ORILLAT, JEAN, négociant, marchand, né à Barbezieux, France, en 1733, fils de Jean Orillat et de Marie Dupuy ; il épousa à Montréal, le 21 septembre 1761, Marie-Amable Filiau, dit Dubois, et, en secondes noces, le 27 août 1767, Thérèse-Amable Viger ; décédé à Montréal en 1779.
Jean Orillat arriva tout jeune au Canada et commença tôt à s’intéresser au commerce. On ignore s’il avait apporté son capital avec lui, mais, en 1757, il fit 16 engagements pour Michillimakinac (Mackinaw City, Michigan). La guerre ayant sans doute interrompu son commerce des fourrures, il s’y remit en 1761, y investissant par la suite des sommes plus ou moins élevées. Dès ses premières années au Canada, il possédait des fonds considérables : lors de son premier mariage, il se garda en propre les 20 000 » de marchandises qu’il employait au commerce. Il se réserva, de la même façon, lors de la signature de son deuxième contrat de mariage, les biens de sa première communauté.
Les affaires d’Orillat prirent une nouvelle ampleur en 1763 ; en association avec Pierre Cardinal, il obtenait du négociant Benjamin Comte plus de 60 000 » à investir dans la traite au poste de La Baye (Green Bay, Wisconsin). La société semble avoir duré au moins deux ans, car en 1765 de nombreux engagements pour Michillimakinac et La Baye furent signés. À l’automne de 1764, Orillat avait obtenu des autorités la permission de passer en France pour régler ses affaires.
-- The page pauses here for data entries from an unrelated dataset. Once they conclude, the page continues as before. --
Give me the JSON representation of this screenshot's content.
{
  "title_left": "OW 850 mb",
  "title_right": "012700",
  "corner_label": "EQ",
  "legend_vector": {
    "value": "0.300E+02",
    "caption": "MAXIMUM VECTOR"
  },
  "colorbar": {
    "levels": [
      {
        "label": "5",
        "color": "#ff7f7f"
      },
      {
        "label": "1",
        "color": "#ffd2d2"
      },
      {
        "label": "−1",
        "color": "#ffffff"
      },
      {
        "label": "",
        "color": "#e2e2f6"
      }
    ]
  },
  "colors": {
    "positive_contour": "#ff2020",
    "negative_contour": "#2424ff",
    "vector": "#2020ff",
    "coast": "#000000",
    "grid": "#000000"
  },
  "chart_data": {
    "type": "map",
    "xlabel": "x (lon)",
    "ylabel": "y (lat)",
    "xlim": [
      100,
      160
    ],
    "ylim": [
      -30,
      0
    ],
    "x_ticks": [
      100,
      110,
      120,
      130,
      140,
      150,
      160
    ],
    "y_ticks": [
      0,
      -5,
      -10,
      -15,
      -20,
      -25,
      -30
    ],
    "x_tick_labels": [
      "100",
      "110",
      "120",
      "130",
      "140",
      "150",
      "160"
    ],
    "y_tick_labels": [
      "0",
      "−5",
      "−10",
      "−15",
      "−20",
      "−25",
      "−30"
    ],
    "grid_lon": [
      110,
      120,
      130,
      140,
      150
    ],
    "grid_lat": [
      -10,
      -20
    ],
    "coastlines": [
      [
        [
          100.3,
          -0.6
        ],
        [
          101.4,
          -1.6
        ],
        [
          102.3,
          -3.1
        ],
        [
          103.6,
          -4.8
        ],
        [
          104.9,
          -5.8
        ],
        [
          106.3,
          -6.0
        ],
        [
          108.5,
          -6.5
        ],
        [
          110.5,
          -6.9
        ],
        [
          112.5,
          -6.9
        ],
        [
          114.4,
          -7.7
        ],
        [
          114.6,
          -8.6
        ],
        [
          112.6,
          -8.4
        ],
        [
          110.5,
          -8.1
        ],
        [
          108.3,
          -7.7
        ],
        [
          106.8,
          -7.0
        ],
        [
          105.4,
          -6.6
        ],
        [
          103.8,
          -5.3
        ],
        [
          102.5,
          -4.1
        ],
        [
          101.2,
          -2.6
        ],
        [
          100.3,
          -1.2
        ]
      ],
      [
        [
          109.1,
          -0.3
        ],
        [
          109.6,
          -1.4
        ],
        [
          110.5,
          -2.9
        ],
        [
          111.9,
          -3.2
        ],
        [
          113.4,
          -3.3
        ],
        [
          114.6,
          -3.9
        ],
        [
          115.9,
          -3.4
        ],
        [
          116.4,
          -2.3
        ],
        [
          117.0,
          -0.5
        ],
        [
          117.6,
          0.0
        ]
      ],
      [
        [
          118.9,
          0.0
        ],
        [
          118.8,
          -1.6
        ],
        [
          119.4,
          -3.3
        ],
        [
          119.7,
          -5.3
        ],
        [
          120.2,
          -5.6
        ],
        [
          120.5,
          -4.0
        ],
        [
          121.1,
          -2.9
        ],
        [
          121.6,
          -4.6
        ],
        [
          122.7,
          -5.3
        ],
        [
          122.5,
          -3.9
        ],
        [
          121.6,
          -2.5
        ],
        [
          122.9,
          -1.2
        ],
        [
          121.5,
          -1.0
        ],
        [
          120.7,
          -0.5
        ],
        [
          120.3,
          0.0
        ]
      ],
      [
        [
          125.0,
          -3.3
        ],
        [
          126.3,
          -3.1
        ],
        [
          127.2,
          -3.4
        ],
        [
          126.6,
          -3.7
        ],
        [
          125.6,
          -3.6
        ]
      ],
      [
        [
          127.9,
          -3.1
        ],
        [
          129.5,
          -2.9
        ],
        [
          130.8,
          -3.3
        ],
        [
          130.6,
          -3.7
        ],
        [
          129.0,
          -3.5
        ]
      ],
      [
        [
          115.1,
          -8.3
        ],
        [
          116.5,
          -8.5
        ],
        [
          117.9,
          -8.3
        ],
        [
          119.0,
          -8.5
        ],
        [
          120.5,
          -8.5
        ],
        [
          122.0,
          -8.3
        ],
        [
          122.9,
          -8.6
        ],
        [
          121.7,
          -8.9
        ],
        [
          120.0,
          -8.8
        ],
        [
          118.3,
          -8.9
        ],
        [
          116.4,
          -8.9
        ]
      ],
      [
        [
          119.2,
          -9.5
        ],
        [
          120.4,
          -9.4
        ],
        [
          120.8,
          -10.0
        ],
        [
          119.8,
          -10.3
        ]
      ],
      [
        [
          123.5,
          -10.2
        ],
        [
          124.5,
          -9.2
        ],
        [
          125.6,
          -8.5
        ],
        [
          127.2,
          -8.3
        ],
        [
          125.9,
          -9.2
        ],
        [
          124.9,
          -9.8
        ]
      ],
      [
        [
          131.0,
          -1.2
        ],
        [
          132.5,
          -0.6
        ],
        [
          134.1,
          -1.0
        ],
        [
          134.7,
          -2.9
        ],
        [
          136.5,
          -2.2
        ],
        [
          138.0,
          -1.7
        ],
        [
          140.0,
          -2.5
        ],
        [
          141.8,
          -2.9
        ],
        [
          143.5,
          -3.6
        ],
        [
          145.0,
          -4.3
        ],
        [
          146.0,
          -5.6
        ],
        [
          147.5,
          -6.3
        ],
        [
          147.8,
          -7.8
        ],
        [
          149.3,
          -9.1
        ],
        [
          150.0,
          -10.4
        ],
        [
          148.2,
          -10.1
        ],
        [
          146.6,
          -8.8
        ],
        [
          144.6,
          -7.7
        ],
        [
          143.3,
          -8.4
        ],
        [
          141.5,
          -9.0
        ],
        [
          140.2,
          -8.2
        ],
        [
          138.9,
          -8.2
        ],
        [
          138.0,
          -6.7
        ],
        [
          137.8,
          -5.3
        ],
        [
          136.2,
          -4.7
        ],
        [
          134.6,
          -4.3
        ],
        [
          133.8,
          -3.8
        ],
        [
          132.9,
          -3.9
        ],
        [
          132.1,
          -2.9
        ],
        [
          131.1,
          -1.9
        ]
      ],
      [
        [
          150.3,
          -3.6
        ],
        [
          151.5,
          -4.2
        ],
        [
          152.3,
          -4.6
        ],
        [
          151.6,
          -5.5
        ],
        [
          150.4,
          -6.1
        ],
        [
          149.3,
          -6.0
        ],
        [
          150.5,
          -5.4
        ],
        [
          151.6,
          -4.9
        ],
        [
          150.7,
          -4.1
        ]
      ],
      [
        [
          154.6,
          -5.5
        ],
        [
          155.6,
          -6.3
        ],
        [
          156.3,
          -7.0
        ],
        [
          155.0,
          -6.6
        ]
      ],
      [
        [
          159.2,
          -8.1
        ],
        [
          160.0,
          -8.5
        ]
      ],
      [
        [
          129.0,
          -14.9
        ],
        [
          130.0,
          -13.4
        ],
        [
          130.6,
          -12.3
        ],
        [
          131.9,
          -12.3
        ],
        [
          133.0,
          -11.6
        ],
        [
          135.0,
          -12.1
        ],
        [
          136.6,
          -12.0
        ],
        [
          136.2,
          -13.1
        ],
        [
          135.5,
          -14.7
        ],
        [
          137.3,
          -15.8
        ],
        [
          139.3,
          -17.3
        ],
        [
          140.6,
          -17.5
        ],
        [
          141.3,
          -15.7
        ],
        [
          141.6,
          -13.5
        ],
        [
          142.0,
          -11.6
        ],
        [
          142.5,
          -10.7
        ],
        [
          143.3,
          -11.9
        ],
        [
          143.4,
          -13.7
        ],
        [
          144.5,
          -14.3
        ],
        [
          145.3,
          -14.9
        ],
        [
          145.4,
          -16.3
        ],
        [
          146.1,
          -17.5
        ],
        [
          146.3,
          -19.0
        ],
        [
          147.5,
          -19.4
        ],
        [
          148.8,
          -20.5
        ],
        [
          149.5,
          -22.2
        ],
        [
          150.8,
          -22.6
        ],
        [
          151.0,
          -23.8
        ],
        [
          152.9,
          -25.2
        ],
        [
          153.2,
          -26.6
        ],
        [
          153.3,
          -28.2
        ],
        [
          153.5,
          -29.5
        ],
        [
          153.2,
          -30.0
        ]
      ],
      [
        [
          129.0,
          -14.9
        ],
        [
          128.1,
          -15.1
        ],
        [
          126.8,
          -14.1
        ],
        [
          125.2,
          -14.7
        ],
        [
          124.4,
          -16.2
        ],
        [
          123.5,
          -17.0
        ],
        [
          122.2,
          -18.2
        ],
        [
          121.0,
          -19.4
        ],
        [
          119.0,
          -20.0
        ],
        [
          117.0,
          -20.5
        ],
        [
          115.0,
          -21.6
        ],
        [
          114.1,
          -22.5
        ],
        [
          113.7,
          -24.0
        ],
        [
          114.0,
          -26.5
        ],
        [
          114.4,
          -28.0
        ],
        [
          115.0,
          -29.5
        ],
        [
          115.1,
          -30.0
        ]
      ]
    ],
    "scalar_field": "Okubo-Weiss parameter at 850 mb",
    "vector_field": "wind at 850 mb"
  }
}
En 1767, Orillat prenait comme partenaire dans le commerce des fourrures Jean-Gabriel Cerré*, traiteur au pays des Illinois. Le contrat stipulait qu’Orillat commanderait les marchandises de traite requises par Cerré chez les négociants Brook Watson* et Gregory Olive qui s’occuperaient de vendre peaux et fourrures sur le marché de Londres. Leur compagnie comptait parmi les plus grandes maisons londoniennes ayant des intérêts dans le commerce au Canada. Watson était d’une « probité connue » et avait représenté les marchands britanniques lors des-négociations avec la cour de France concernant la liquidation des « papiers du Canada ». Il était, de plus, l’un des amis du gouverneur Guy Carleton*. Malgré cela, la deuxième compagnie créée par Orillat ne connut qu’un succès mitigé : à sa dissolution, en 1771, il ne fut question que de dettes.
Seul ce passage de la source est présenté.